In der Handball-Verbandsliga Nord hat es die Mannschaft der HSG Osterburg am Wochenende mit Gastgeber Post SV Magdeburg zu tun. Die Biesestädter haben zuletzt zwei Siege in Folge eingefahren.

Osterburg l Zuletzt gelang den Osterburger Männern ein 27:26-Heimsieg über die gewiss starke Mannschaft von Eiche Biederitz.

Dabei offenbarten die Osterburger zwar erneut, dass sie im Laufe der letzten Jahre zu einer kompakten Mannschaft gereift sind, allerdings auch ungewohnte größere Schwächen bei den Abschlusshandlungen.

Als Berichterstatter, besonders auch per Foto, bekommt man einen gut hörbaren, bleibenden Eindruck, wenn das Spielobjekt gegen den Pfosten oder die Torlatte des gegnerischen Gehäuses klatscht. Und genau das passierte den Osterburger im Spiel gegen Biederitz ungewöhnlich oft. Darüber hinaus wurde es dem gegnerischen Torhüter oftmals geradezu leicht gemacht, Bälle zu parieren.
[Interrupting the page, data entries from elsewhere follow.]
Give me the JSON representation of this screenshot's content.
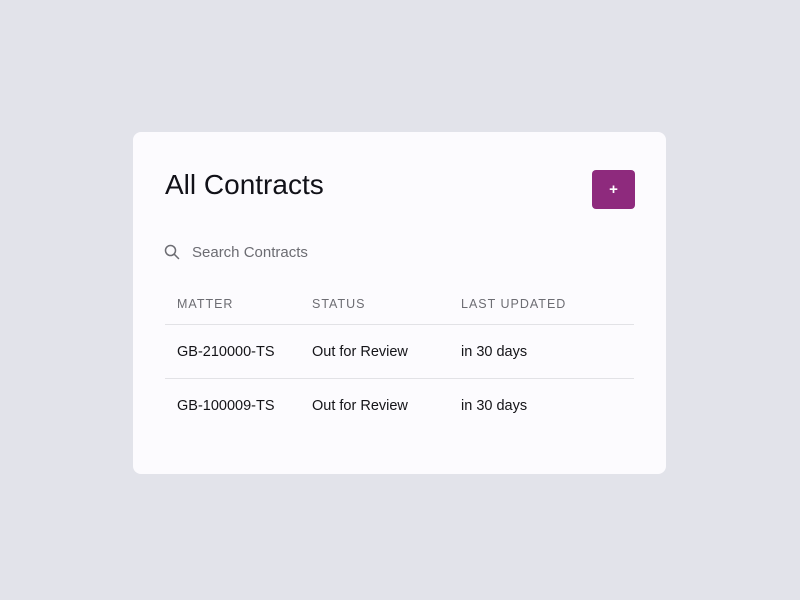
{
  "page": {
    "title": "All Contracts",
    "add_button_label": "+",
    "accent_color": "#8e2a7d"
  },
  "search": {
    "icon": "search-icon",
    "placeholder": "Search Contracts",
    "value": ""
  },
  "table": {
    "columns": [
      "MATTER",
      "STATUS",
      "LAST UPDATED"
    ],
    "rows": [
      {
        "matter": "GB-210000-TS",
        "status": "Out for Review",
        "last_updated": "in 30 days"
      },
      {
        "matter": "GB-100009-TS",
        "status": "Out for Review",
        "last_updated": "in 30 days"
      }
    ]
  }
}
"Bei der Chancenverwertung haben wir in dieser Saison ein Problem. In der Partie gegen Biederitz waren es mehr als 25 Fehlwürfe. Auf diesem Gebiet ist noch kräftig zu arbeiten", räumt Guido Eberhardt vom HSG-Trainerstab ein.

Das ist natürlich vor allen Dingen eine Kopfsache. Das Problem bereitete in besagter Partie auch den Osterburger Fans Sorgen. Das Stöhnen angesichts der Vielzahl vergebener Chancen war jedenfalls unmöglich zu überhören.

Angesichts des nächsten HSG-Kontrahenten, der gastgebenden Mannschaft von Post Magdeburg, ist Besserung vonnöten. Die Landeshauptstädter liegen als Siebenter des Klassements (17:13 Punkte) und haben zuletzt beim abstiegsgefährdeten HV Solpke/Mieste mit 25:29 verloren, doch die Spiele zwischen Osterburg und den Postlern waren in der Vergangenheit immer eng.

Auch wenn sich die Biesestädter im Hinspiel am Ende mit 29:24 gegen die Magdeburger durchsetzten, war es eine insgesamt ausgeglichene Partie

Nichts anderes ist auch am Sonnabend ab 16 Uhr in der Sporthalle am Lorenzweg in der Landeshauptstadt zu erwarten.

Die Osterburger Mannschaft, derzeit mit 19:13 Punkten Tabellenvierter, wird dabei weiterhin sicherlich auf Kreismittespieler Paul Papendiek, der nach seiner Handverletzung langsam wieder fit wird, verzichten müssen. Ein kleines Fragezeichen gibt es noch bei Rückraumspieler Thomas Kuhlmann, der sich im Eiche-Match eine blutende Kopfwunde zuzog. Aller Voraussicht nach wird er am Sonnabend jedoch mitwirken können.